Monday, September 17, 2012

Our September 2012 meeting: some favourite poems

We got back together in September after a break for school holidays in July and August, and we had an indulgent meeting reading aloud some of our favourite poems.

We started with Sylvia Plath's Mirror, published in 1961, and spent some time discussing the powerful imagery that it evokes with its twin themes of ageing and faithfulness.

The second poem was Fleur Adcock's Weathering from her book Poems 1960-2000, published by Bloodaxe.  This had surprising echoes of the Plath poem with another description of ageing and its consequences, although this time a little more comfortable perhaps.  It also refers to "pre-Raphaelite beauty", which took us back to our meeting in June when we looked at The Lady of Shallot.  It inspired a discussion about accuracy on the internet when researching poems: we discovered that it was often not faithfully reproduced, even when read aloud by other poets.  Fleur Adcock herself can be seen reading the poem at Vimeo.  Born in New Zealand, she spent the war years in England, returning to New Zealand in 1947 before emigrating to Britain in 1963. She received an OBE in 1996 and the Queen's Gold Medal for Poetry in 2006.

Fleur Adcock got another look-in when we read her short poem, Things, published in her Selected Poems by Oxford University PressHumorous, and so perceptive!

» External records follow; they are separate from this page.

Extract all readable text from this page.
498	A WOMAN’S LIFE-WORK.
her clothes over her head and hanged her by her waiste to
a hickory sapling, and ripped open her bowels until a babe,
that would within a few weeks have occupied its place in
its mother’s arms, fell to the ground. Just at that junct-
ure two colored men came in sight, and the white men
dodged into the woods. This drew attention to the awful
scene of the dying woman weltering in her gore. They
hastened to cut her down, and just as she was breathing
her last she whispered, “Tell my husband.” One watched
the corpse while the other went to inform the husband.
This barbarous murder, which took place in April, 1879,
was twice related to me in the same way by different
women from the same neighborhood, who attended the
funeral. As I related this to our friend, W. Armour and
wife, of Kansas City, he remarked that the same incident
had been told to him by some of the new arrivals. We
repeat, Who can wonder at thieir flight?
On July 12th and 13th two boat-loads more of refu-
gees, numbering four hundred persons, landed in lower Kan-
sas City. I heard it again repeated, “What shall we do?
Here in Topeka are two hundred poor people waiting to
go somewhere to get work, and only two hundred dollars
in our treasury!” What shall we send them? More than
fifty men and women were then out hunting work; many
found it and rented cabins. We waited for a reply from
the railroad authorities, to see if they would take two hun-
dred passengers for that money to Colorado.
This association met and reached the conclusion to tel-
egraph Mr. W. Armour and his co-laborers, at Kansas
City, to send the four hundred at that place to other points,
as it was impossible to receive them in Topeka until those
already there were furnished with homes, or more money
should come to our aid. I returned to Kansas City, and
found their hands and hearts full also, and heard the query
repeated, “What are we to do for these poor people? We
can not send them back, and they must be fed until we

Another thoughtful poem was Wild Geese (1986) by the prolific American author and "indefatigable guide to the natural world", Mary Oliver.  Its powerfully resonating opening lines draw you in: "You do not have to be good.  You do not have to walk on your knees for a hundred miles through the desert, repenting."  Oliver can be seen reading her poem on You Tube.

We moved away from women writers of the 20th century to go back to the 19th century and read The Roman Centurion's Song (Roman Occupation of  Britain AD 300) by Rudyard Kipling, and to talk about how familiar the classical references would have been to schoolchildren in the past, and how descendants of Claudius' original invasion force eventually became embedded in their new communities over generations.  Kipling's theme of returning "home" - and the consequences for such exiles - was resonant.

Finally, in contrast to the Kipling, we read Roman Wall Blues, by W H Auden (1937).

Our June 2012 meeting: the Lady of Shallot

The Lady of Shalott by JW Waterhouse
June seems a distant memory now, but we decided to give ourselves the luxury of concentrating on just one poem for our meeting:  Alfred, Lord Tennyson's gorgeous work, The Lady of Shallot (first published in 1833, we used the 1842 revised text).  As well as reading the poem and talking about its fabulous imagery, we spent some time looking at some of the most famous Pre-Raphaelite paintings of the time.  References to the poem and the beautiful works of art that we looked at keep cropping up in magazines, in newspapers or on television and so it stays fresh in the memory! 
 
This is one of those wonderful Victorian poems that is so evocative of England's distant pastoral and chivalric age: even if you've never read it you immediately think of all the glorious Pre-Raphaelite paintings that it inspired.  The verses are redolent with jewel-like colours, Arthurian references and a sense of romantic foreboding as the cursed Lady of Shallot sits in her tower, looking into her mirror as she weaves her tapestry, and eventually being so overcome by the sight of Sir Lancelot riding along the river bank (singing 'tirra lirra') that she turns to gaze at him.  In perhaps the most famous lines in the poem, we learn of the consequences:
 
'The mirror crack'd from side to side,
"The curse is come upon me", cried the Lady of Shallot.'
 
We shall be looking forward to a visit to Tate Britain in November, to see the fantastic new exhibition: Pre Raphaelites: Victorian Avant-Garde.